QLever allows storing the result of a SPARQL query as a so-called materialized view, which can then be incorporated into subsequent queries. The materialized view is stored compactly on disk using QLever's usual index structures. This can speed up query processing significantly. In particular, materialized views are useful for parts of (or derivations from) the data that are inherently not just triples, but n-tuples with n > 3. In a relational database, one would store such data in a table (which can have an arbitrary number of columns), and with a materialized view, you can do just that in QLever as well.

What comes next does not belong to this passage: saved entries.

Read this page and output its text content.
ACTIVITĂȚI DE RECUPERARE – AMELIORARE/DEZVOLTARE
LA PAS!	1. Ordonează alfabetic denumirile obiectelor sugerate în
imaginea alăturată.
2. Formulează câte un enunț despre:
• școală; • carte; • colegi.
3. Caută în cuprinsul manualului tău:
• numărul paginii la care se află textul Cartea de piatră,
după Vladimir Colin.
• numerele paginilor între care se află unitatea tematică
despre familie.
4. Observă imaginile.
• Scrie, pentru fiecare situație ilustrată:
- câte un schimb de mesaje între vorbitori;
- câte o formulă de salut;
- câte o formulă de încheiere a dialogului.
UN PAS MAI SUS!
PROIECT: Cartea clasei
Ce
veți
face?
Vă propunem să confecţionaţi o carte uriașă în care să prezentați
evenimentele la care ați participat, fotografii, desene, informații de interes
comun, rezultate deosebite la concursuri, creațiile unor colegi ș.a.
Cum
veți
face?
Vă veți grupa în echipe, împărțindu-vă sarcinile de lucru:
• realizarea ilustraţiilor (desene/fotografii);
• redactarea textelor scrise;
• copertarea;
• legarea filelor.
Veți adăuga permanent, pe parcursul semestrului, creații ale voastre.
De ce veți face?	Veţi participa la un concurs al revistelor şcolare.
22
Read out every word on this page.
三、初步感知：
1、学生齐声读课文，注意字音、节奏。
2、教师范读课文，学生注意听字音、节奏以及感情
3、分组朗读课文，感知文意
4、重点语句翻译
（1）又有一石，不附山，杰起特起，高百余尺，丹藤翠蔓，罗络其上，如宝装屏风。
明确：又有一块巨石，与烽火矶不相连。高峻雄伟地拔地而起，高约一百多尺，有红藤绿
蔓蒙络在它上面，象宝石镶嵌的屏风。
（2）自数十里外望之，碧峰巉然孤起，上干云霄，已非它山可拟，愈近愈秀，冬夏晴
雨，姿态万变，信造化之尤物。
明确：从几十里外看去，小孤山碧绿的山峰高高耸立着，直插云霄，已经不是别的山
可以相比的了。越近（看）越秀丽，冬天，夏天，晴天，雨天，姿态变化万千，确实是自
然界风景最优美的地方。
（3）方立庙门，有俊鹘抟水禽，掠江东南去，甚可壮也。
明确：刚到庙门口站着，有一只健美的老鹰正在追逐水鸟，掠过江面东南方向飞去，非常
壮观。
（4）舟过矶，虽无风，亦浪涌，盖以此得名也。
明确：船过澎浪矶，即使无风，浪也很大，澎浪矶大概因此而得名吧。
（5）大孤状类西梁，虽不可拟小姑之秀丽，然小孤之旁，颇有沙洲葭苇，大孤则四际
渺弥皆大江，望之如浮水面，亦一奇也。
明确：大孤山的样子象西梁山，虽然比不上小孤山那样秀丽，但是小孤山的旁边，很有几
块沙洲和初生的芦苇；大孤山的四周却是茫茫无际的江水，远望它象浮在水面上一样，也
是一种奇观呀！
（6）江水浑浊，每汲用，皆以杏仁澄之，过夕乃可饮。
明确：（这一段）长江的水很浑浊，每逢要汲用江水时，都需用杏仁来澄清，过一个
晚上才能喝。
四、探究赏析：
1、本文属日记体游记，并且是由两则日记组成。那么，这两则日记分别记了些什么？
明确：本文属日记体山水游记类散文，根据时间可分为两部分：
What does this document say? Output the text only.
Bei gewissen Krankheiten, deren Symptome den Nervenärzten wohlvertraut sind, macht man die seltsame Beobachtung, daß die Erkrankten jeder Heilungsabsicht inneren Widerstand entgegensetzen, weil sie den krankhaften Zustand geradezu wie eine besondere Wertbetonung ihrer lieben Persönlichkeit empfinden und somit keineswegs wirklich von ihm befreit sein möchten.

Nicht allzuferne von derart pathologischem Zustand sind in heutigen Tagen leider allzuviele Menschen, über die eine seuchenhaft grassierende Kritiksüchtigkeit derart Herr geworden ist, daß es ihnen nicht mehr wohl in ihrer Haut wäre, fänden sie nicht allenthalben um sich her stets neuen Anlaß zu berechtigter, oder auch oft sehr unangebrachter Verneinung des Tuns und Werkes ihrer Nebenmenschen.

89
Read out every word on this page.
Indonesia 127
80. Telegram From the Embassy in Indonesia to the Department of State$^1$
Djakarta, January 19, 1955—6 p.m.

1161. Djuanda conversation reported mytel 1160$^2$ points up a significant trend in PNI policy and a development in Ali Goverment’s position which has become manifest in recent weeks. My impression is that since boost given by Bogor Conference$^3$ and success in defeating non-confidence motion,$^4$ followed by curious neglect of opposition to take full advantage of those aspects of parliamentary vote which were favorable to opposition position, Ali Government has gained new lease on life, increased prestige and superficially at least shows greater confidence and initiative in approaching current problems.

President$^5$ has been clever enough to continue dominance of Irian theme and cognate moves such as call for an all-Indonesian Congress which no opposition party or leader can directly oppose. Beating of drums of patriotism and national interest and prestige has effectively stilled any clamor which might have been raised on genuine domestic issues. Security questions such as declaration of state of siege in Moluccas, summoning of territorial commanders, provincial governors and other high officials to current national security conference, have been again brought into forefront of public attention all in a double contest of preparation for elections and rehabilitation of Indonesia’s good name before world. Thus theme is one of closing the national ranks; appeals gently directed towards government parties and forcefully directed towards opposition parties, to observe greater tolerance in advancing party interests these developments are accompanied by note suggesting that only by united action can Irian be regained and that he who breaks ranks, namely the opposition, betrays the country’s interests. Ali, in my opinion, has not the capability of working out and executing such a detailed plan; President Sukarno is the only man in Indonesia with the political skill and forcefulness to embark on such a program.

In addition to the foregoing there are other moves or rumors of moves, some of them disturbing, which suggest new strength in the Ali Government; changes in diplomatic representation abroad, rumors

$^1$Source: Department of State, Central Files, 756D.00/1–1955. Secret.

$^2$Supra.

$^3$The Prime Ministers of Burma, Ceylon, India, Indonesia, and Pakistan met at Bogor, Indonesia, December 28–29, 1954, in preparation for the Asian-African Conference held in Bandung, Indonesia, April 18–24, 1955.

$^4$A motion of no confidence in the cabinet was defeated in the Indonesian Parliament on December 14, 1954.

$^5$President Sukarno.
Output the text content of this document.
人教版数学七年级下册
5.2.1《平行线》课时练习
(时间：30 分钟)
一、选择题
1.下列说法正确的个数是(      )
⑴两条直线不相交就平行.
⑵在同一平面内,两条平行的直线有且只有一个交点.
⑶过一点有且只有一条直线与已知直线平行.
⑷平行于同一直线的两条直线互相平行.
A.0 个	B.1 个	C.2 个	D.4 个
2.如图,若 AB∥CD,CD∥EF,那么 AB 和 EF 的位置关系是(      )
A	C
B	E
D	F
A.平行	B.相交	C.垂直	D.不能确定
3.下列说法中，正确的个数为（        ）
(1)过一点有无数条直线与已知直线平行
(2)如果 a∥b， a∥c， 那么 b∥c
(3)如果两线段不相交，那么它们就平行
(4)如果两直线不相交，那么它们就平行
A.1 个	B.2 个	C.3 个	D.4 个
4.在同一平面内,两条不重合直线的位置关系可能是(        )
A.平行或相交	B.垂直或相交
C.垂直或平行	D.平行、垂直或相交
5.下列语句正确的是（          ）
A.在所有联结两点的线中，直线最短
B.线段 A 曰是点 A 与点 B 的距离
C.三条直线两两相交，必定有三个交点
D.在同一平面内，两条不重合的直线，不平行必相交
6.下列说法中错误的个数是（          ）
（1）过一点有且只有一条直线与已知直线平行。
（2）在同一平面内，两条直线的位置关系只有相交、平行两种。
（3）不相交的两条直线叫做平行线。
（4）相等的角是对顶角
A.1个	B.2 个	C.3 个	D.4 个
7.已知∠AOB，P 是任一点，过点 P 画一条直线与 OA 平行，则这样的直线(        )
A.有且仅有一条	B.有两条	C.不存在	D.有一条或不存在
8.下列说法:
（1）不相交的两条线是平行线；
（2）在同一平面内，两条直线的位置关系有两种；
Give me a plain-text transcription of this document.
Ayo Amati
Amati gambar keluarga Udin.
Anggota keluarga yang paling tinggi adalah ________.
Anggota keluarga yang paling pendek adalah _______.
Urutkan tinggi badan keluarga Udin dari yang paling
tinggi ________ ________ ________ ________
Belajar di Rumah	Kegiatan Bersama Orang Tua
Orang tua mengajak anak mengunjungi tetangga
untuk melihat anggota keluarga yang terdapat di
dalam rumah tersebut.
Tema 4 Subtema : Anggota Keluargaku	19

This addresses a major shortcoming of RDF databases compared to relational databases.

NOTE: This feature is still in beta. It is stable but not fully featured yet. Please see the section on current limitations below.

Motivating example

The following example is based on the OpenStreetMap (OSM) dataset. Don't worry if you are not familiar with this dataset; the example should still be easy to understand.

The OSM dataset contains over ten billion geometries (think of points, lines, and polygons representing points of interests, roads, lakes, etc.). Each geometry has a number of properties: a WKT representation of the geometry, its centroid, its bounding box, its area, its length, and so on. When modeling this data in RDF, each property is represented as a separate set of triples. Let's assume we want all these properties for a subset of the geometries, e.g., all lakes. The natural SPARQL query for this looks as follows.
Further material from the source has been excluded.